ESTAMPA NUEVA
ENERO 01 DE 2002
II…
Pedro
Antonio contempló su propia imagen en el noticiero de la televisión, antes que
la planta diesel fuera apagada en la noche del último Viernes. Secó su sudor
con la misma toalla que ese día sirviera al presidente para secarse las manos
después de lavarlas, al prorrogar la prórroga interminable de las
negociaciones.
Caminó
balanceando su cuerpo por el pasillo del rancho para asegurarse que los
guardias de confianza estuvieran en sus puestos, los saludo con un leve
movimiento de mano y entró a la única alcoba reservada al alto mando.
La
tormenta se desató.
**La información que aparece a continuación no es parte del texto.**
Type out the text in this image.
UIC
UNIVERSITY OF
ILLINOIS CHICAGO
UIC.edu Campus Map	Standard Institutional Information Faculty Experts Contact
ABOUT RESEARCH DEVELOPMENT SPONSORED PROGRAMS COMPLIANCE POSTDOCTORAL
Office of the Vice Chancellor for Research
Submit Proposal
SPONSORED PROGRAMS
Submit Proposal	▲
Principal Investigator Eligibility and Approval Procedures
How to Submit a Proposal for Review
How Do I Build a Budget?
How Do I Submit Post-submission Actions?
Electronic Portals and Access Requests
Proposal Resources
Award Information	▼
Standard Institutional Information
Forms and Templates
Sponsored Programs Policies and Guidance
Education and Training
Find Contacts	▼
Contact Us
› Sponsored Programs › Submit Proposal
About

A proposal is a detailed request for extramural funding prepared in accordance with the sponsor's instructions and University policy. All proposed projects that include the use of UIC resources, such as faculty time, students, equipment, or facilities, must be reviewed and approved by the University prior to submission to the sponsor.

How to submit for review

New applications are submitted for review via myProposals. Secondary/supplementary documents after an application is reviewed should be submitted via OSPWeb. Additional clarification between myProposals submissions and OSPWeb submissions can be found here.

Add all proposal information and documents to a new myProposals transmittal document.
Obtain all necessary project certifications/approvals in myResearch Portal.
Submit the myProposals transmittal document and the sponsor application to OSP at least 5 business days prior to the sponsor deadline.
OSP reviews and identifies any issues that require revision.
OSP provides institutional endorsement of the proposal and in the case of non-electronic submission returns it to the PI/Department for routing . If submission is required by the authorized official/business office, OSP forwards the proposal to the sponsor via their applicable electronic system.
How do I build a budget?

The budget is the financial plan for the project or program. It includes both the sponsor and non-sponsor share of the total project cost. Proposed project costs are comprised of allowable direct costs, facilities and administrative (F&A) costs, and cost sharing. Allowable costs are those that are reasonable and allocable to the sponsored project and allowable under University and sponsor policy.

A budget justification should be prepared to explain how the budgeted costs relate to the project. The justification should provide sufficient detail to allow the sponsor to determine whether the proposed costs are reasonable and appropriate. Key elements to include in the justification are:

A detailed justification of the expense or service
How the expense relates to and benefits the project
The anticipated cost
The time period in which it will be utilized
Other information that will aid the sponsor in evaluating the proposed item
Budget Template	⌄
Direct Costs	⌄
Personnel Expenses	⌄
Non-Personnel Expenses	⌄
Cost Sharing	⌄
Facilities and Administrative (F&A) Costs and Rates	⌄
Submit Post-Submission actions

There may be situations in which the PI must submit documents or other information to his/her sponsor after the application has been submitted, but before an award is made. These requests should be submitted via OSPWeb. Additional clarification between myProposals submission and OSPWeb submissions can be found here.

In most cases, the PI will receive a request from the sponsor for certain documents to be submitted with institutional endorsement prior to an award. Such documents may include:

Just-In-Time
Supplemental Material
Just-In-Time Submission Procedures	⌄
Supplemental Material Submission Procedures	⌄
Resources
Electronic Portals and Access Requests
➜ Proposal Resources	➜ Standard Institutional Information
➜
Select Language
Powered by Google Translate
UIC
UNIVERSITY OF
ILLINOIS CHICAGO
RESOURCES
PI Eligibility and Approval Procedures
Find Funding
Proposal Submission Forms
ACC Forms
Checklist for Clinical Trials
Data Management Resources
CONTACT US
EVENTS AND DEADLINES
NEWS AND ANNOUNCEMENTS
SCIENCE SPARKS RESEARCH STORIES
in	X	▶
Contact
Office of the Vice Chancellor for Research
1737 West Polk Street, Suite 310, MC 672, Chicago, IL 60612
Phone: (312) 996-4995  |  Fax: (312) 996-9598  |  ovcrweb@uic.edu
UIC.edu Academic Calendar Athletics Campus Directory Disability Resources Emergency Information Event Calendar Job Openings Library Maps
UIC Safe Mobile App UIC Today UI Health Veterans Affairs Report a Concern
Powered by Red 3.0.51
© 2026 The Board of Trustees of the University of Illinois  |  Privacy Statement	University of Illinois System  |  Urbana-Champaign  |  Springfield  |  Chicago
Tanteando en la oscuridad buscó la pistola que le acompañara
en tantas luchas, guerras, diálogos y huídas. La colocó bajo la almohada y por
una vez más se sintió solo. Un rayo cruzó el espacio e iluminó todas las cosas
de la habitación con la luz que por un instante se filtró por las hendijas. El
trueno hizo trepidar los techos de zinc, correteando hacia el follaje de los
árboles antiguos.
Aquella
noche no tuvo premoniciones porque los miedos habían quedado enredados en las
noches sin fin de la infancia, en las montañas de Génova, cuando arrastrado por
padres y vecinos huía por cafetales y pantanos, tratando de salvar la vida en
los momentos fatídicos de otra guerra y otros protagonistas.
Recordó
aquella época: cuando alargó el pantalón ya había sido hombre muchas veces y
cuando conoció la primera mujer ya era popular entre las mujeres del campo, por
su valor y su puntería.
A partir
de la primera huída siempre estuvo en fuga y gracias a la montaña y la selva,
la suerte, los amigos leales y las mujeres que admiraban su arrojo, que siempre
construyeron un cerco de inmunidad que aún le rodeaba.
A los
setenta años aspiraba vivir veinte más y morirse de viejo sobre el suelo húmedo
de las montañas y selvas que le abrigaron desde siempre, de cara al sol y justo
en el momento que el destino colocara punto final a su éxodo eterno.
Cuando
alternó con María Cano creyó que la nueva fuerza alguna vez llegaría al poder
para tener días de sosiego en la ciudad y caminar por las calles sin miedo. No
lo pudo lograr porque aquella mujer maravillosa se quedó en la lucha pasiva. Solamente
logró alertar a una sociedad que le daba poca importancia al papel de la mujer
en la vida del mundo, terminando con el cambio de unos bien logrados espacios
políticos, por las frivolidades de clase y el buen nombre de la familia. Se
sintió solo y frustrado, empezó a llamarse Manuel y enrutó sus pasos hacia
otros caminos.
Perseguido
desde entonces escapó a todos los atentados y a todas las guerras, al mando de
un puñado de campesinos sobrevivientes como él, de las mismas guerras, los
mismos atentados y las mismas desesperanzas.
Sentado,
en compañía del alto mando de la insurgencia, espera la llegada de los hombres
del gobierno a quienes solamente les interesa saber el día de su rendición.